Although few in number, the examples shed light on the complexity of views on abortion, which are often more nuanced than the labels “pro-life” and “pro-choice” suggest.
“My doctor was very caring,” recalls Anna. I still don’t understand how they could disown us like that. “
I had to pretend that everything was fine
When contacted for comment, the gynecologist in question admitted that he had referred a patient abroad for an abortion, but that the woman would not have had an abortion, even if it was an unsafe procedure. Only if you were desperate.
“I talk to my patients, get them counseled, encourage them to think twice. I could, but sometimes it’s not convincing.
“Unsafe abortions in backstreet clinics in Sicily can cause major health complications. So I try not to put them through that ordeal.”
Anna and Joe have different memories of things.
“The gynecologist sorted it all out,” Joe says.

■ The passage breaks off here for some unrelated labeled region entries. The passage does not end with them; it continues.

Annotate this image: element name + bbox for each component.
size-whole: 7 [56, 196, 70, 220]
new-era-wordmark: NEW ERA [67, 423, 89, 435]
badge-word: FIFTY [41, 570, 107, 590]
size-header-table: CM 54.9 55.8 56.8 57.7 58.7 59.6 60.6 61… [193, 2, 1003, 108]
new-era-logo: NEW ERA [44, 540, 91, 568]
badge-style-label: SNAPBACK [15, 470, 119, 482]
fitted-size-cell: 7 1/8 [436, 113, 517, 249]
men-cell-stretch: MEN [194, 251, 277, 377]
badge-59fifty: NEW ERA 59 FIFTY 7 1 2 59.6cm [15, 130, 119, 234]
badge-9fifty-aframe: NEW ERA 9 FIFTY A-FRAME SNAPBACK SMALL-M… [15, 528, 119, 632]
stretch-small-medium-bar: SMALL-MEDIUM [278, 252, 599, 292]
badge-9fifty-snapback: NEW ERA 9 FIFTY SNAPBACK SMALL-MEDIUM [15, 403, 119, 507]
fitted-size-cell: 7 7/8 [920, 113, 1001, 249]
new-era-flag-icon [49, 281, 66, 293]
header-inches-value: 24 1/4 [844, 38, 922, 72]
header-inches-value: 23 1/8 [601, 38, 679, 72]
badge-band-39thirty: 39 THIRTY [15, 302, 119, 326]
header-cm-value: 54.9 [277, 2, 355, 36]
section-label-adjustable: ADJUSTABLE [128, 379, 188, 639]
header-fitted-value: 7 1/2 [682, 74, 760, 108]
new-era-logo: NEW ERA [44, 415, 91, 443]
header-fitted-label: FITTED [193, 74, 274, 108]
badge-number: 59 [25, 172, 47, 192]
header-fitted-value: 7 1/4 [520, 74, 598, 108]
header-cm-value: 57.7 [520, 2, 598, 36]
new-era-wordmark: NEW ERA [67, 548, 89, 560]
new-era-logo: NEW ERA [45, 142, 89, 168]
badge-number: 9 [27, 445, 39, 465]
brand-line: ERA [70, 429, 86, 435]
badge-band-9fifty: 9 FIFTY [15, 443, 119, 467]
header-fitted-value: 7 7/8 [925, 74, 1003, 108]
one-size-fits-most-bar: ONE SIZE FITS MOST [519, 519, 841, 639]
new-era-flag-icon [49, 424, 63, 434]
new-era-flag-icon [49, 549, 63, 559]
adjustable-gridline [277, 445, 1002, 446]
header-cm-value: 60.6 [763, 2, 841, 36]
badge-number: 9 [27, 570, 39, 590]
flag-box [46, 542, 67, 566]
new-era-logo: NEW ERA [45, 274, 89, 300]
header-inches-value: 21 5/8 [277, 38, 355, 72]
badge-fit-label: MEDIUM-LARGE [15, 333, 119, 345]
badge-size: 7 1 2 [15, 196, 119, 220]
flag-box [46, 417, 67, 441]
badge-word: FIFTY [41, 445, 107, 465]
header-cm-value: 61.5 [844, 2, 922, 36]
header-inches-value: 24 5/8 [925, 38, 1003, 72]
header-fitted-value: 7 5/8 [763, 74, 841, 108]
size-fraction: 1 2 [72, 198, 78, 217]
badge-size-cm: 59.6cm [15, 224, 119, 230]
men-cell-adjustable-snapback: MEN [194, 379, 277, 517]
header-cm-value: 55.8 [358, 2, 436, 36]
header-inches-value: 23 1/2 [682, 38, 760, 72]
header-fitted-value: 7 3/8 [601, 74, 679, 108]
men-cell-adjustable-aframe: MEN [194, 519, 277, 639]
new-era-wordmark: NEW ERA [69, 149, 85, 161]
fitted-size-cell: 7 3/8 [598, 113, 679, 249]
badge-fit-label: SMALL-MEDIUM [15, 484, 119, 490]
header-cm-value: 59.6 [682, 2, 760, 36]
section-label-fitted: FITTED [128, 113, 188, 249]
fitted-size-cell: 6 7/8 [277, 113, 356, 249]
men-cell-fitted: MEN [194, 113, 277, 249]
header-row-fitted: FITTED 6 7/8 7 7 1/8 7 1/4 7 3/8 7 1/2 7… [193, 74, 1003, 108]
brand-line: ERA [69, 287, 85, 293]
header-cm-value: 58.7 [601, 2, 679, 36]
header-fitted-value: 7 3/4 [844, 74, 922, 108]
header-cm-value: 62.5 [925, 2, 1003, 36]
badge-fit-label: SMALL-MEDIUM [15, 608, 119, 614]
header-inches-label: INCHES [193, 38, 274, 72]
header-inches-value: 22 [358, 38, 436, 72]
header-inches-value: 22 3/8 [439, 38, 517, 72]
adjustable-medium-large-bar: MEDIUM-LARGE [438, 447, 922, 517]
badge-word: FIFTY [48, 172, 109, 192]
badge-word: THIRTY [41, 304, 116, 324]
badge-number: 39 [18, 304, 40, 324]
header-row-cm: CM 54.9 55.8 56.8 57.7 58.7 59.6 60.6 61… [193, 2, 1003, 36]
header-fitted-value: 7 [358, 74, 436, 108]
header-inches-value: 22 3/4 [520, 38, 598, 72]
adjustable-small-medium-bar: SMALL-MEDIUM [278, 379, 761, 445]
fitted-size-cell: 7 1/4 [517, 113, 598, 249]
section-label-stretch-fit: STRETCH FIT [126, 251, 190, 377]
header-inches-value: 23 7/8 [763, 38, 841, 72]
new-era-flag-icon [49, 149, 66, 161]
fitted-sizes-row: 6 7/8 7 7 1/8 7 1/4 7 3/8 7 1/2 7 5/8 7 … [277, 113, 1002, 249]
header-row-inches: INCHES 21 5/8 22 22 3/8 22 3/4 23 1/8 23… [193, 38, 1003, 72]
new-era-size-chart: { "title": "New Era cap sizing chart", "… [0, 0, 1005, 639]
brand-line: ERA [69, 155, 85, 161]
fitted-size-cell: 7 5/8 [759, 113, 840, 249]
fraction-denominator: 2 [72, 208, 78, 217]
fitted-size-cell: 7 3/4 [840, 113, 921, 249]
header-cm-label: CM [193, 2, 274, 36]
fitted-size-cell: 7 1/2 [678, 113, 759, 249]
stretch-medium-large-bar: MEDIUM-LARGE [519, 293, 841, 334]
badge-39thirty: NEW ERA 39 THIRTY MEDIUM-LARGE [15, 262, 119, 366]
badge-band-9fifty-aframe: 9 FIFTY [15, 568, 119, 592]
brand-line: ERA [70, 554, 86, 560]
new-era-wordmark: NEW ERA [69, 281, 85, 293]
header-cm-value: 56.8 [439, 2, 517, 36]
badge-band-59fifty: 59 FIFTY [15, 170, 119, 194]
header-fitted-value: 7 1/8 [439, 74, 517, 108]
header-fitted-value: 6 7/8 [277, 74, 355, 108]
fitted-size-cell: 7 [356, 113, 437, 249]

“We weren’t the ones who pushed.”
“At that point we were completely lost. Our primary care physician helped us through the most difficult moments of my life.
“I remember you asked me when my due date was. Everyone said ‘Congratulations’ and I know your baby is not going to work out. I just play around and pretend that everything went well. had to do “
Abortion debate ‘hurts’
The ongoing national debate about abortion is hurting them, they say.
“When I see people like us criticizing that we don’t care about our unborn children… I give birth to a dead child, take her in my arms, I cried and said goodbye, and those who haven’t experienced it will never know what it’s like, ”says Anna.
“And now I feel like I’ve lost my primary care doctor, too.”
Tension cuts in both directions.
“I’ve always been adamantly against abortion, but I’ve also done everything I can to keep my patients safe,” the gynecologist said.
“The way this issue is being pushed only makes things worse for everyone. The next time a woman comes to me in that situation, I will slam the door in her face.” Why should I do it when everything I do will be used against me?”
*The name has been changed.
Independent journalism costs money.Support Times of Malta coffee price.